The opinion of the court was delivered by: GALSTON
As a result of an extremely thick fog which the lighter Clifford Perin encountered on the morning of March 20, 1945, on rounding the Battery from the East River and proceeding northerly in the Hudson River, she was compelled to tie up alongside a barge moored at the end of Pier 3, North River. While she was moored against the barge with bow and stern lines, the ferryboat Boundbrook, which had left Jersey City at about 7:05 A.M. bound for the Cortlandt Street ferry slip, collided with and damaged the port side of the Clifford Perin.
Accordingly the trial developed sharp issues of fact. The master and the deckhand of the Perin testified that the vessel carried lights, and that fog bells were sounded at frequent intervals. On arriving off the end of Pier 3, the captain said he could not see whether it was safe to proceed into the slip. In order to make an observation he tied up to a barge which was lying at the end of the slip, climbed over the barge, and then looked down the slip. It was only then that he ascertained that it was safe for the lighter to proceed into the slip. As he hurried back to his vessel he was met by a deck hand with the statement that a ferryboat had collided with the lighter.

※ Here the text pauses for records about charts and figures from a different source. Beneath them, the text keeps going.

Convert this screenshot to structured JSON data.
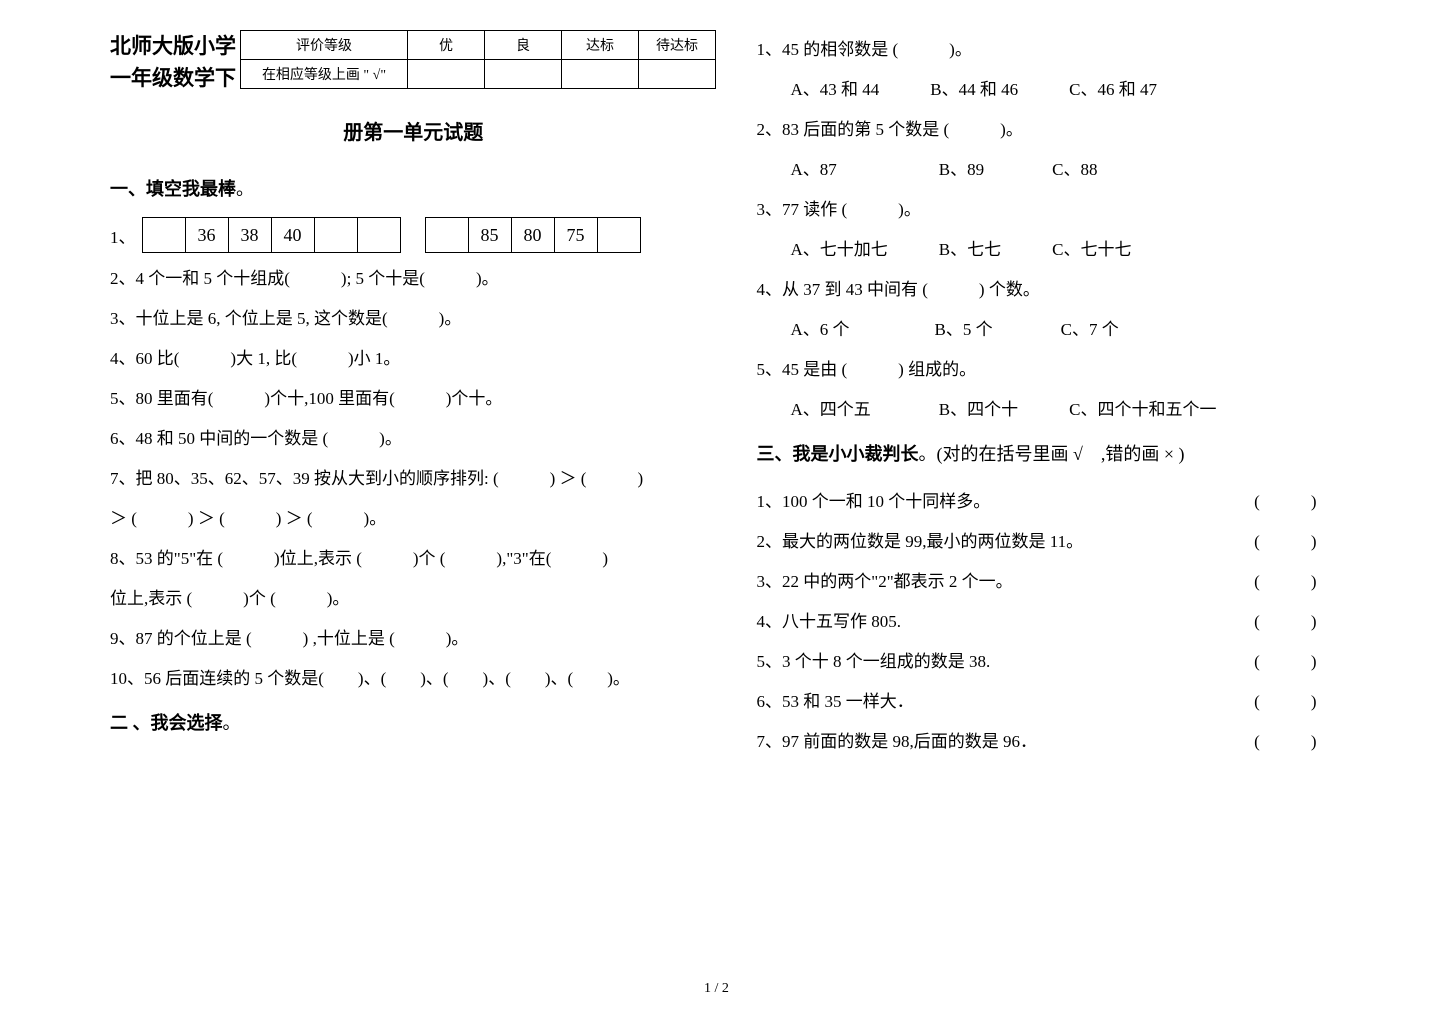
{
  "header": {
    "school_line1": "北师大版小学",
    "school_line2": "一年级数学下",
    "grade_table": {
      "columns": [
        "评价等级",
        "优",
        "良",
        "达标",
        "待达标"
      ],
      "row_label": "在相应等级上画 \" √\""
    },
    "unit_title": "册第一单元试题"
  },
  "section1": {
    "title_prefix": "一、填空我最棒",
    "suffix": "。",
    "q1_label": "1、",
    "seq1": [
      "",
      "36",
      "38",
      "40",
      "",
      ""
    ],
    "seq2": [
      "",
      "85",
      "80",
      "75",
      ""
    ],
    "q2": "2、4 个一和 5 个十组成(　　　); 5 个十是(　　　)。",
    "q3": "3、十位上是 6, 个位上是 5, 这个数是(　　　)。",
    "q4": "4、60 比(　　　)大 1, 比(　　　)小 1。",
    "q5": "5、80 里面有(　　　)个十,100 里面有(　　　)个十。",
    "q6": "6、48 和 50 中间的一个数是 (　　　)。",
    "q7a": "7、把 80、35、62、57、39 按从大到小的顺序排列: (　　　) ＞ (　　　)",
    "q7b": "＞ (　　　) ＞ (　　　) ＞ (　　　)。",
    "q8a": "8、53 的\"5\"在 (　　　)位上,表示 (　　　)个 (　　　),\"3\"在(　　　)",
    "q8b": "位上,表示 (　　　)个 (　　　)。",
    "q9": "9、87 的个位上是 (　　　) ,十位上是 (　　　)。",
    "q10": "10、56 后面连续的 5 个数是(　　)、(　　)、(　　)、(　　)、(　　)。"
  },
  "section2": {
    "title_prefix": "二 、我会选择",
    "suffix": "。",
    "q1": "1、45 的相邻数是 (　　　)。",
    "q1o": "　　A、43 和 44　　　B、44 和 46　　　C、46 和 47",
    "q2": "2、83 后面的第 5 个数是 (　　　)。",
    "q2o": "　　A、87　　　　　　B、89　　　　C、88",
    "q3": "3、77 读作 (　　　)。",
    "q3o": "　　A、七十加七　　　B、七七　　　C、七十七",
    "q4": "4、从 37 到 43 中间有 (　　　) 个数。",
    "q4o": "　　A、6 个　　　　　B、5 个　　　　C、7 个",
    "q5": "5、45 是由 (　　　) 组成的。",
    "q5o": "　　A、四个五　　　　B、四个十　　　C、四个十和五个一"
  },
  "section3": {
    "title_prefix": "三、我是小小裁判长",
    "title_rest": "。(对的在括号里画 √　,错的画 × )",
    "q1t": "1、100 个一和 10 个十同样多。",
    "p": "(　　　)",
    "q2t": "2、最大的两位数是 99,最小的两位数是 11。",
    "q3t": "3、22 中的两个\"2\"都表示 2 个一。",
    "q4t": "4、八十五写作 805.",
    "q5t": "5、3 个十 8 个一组成的数是 38.",
    "q6t": "6、53 和 35 一样大．",
    "q7t": "7、97 前面的数是 98,后面的数是 96．"
  },
  "footer": "1 / 2"
}
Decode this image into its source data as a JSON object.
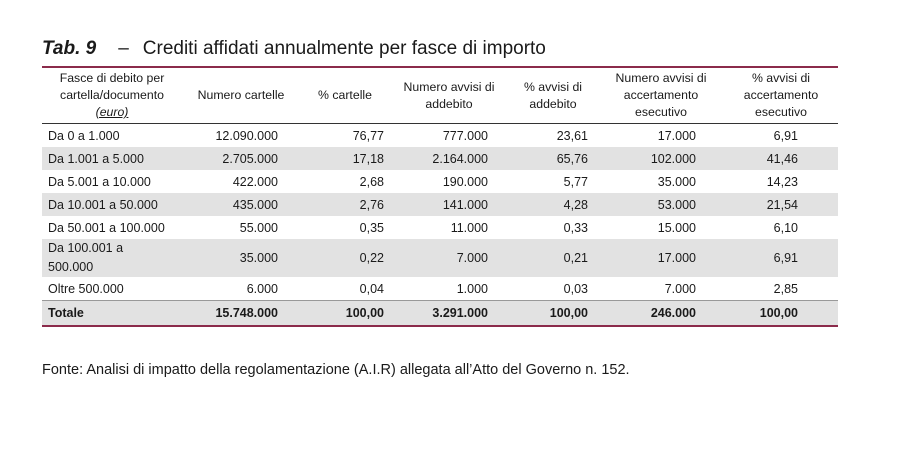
{
  "title": {
    "label": "Tab. 9",
    "dash": "–",
    "text": "Crediti affidati annualmente per fasce di importo"
  },
  "table": {
    "headers": {
      "col0_line1": "Fasce di debito per",
      "col0_line2": "cartella/documento",
      "col0_line3": "(euro)",
      "col1": "Numero cartelle",
      "col2": "% cartelle",
      "col3_line1": "Numero avvisi di",
      "col3_line2": "addebito",
      "col4_line1": "% avvisi di",
      "col4_line2": "addebito",
      "col5_line1": "Numero avvisi di",
      "col5_line2": "accertamento",
      "col5_line3": "esecutivo",
      "col6_line1": "% avvisi di",
      "col6_line2": "accertamento",
      "col6_line3": "esecutivo"
    },
    "rows": [
      {
        "label": "Da 0 a 1.000",
        "n_cartelle": "12.090.000",
        "pct_cartelle": "76,77",
        "n_addebito": "777.000",
        "pct_addebito": "23,61",
        "n_accert": "17.000",
        "pct_accert": "6,91"
      },
      {
        "label": "Da 1.001 a 5.000",
        "n_cartelle": "2.705.000",
        "pct_cartelle": "17,18",
        "n_addebito": "2.164.000",
        "pct_addebito": "65,76",
        "n_accert": "102.000",
        "pct_accert": "41,46"
      },
      {
        "label": "Da 5.001 a 10.000",
        "n_cartelle": "422.000",
        "pct_cartelle": "2,68",
        "n_addebito": "190.000",
        "pct_addebito": "5,77",
        "n_accert": "35.000",
        "pct_accert": "14,23"
      },
      {
        "label": "Da 10.001 a 50.000",
        "n_cartelle": "435.000",
        "pct_cartelle": "2,76",
        "n_addebito": "141.000",
        "pct_addebito": "4,28",
        "n_accert": "53.000",
        "pct_accert": "21,54"
      },
      {
        "label": "Da 50.001 a 100.000",
        "n_cartelle": "55.000",
        "pct_cartelle": "0,35",
        "n_addebito": "11.000",
        "pct_addebito": "0,33",
        "n_accert": "15.000",
        "pct_accert": "6,10"
      },
      {
        "label_line1": "Da 100.001 a",
        "label_line2": "500.000",
        "n_cartelle": "35.000",
        "pct_cartelle": "0,22",
        "n_addebito": "7.000",
        "pct_addebito": "0,21",
        "n_accert": "17.000",
        "pct_accert": "6,91"
      },
      {
        "label": "Oltre 500.000",
        "n_cartelle": "6.000",
        "pct_cartelle": "0,04",
        "n_addebito": "1.000",
        "pct_addebito": "0,03",
        "n_accert": "7.000",
        "pct_accert": "2,85"
      }
    ],
    "total": {
      "label": "Totale",
      "n_cartelle": "15.748.000",
      "pct_cartelle": "100,00",
      "n_addebito": "3.291.000",
      "pct_addebito": "100,00",
      "n_accert": "246.000",
      "pct_accert": "100,00"
    }
  },
  "source": "Fonte: Analisi di impatto della regolamentazione (A.I.R) allegata all’Atto del Governo n. 152."
}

The immediate question then is whether a fog bell had been sounded by the Perin. The fog bell was located on the mast of the lighter and was operated, so said the deckhand, at frequent intervals by him as the vessel approached the pier end. This is contested by the ferryboat crew. I am inclined to and do accept the testimony of the captain of the Perin and his deckhand on this point of contradiction. It may well be that during the time that Dreyer, the mater, was heaving lines to the barge in order to tie up against the side of the barge, no fog bells were rung. What that interval of time was the record fails to disclose, and whether it contributed to the accident was not proved. In passing it may be noted that Dryer was not too accurate in his estimates of time. Affirmative testimony on a question of this sort must be accepted over the negative testimony of the ferrymen. Particularly is this true in circumstances such as prevailed on the night in question, for apparently there were many fog and whistle signals given in that prevailing fog. I cannot, therefore, find that during the interval of tying up there had been a violation of Inland Rules, Article 15, subdivision 2(d), 33 U.S.C.A. § 191, subd. 2(d), which provides: 'A vessel when at anchor shall, at intervals, of not more than one minute, ring the bell rapidly for about five seconds.'
The Boundbook headed from Jersey City toward Liberty Street, and on nearing Liberty Street her master heard backing signals of a vessel in the vicinity of the ferry racks. There was a strong ebb tide prevailing which tended to set, so the master of the ferryboat said, the ferryboat against the docks. In the circumstances he properly enough backed in order to get away from the pier heads, and thus he was enabled to escape the backing signals which he said he heard at Liberty Street. However, the Boundbook must be charged with fault in that in proceeding a distance sternward of about fifteen hundred feet, there was no look-out at the stern. This may well have been a reason why Nauch was not informed of the presence of the Perin. There were many signals sounded in the river at the time, and there was a heavy duty resting on the look-outs of the ferry to note and report such signals. The direction of sound in a fog is especially difficult to determine. Youngstown, 2 Cir., 40 F.2d 420, 1930 A.M.C. 942.
The ferryboat captain admitted that he could have maneuvered his vessel further out into the stream, not only at Pier 8, which is north of Pier 3, but also at Pier 3. Instead of that he allowed himself to be in a position where the tide did bring him up against the Perin.
The libellant may have a decree.
With the filing of this opinion appropriate findings of fact and conclusions of law will also be filed.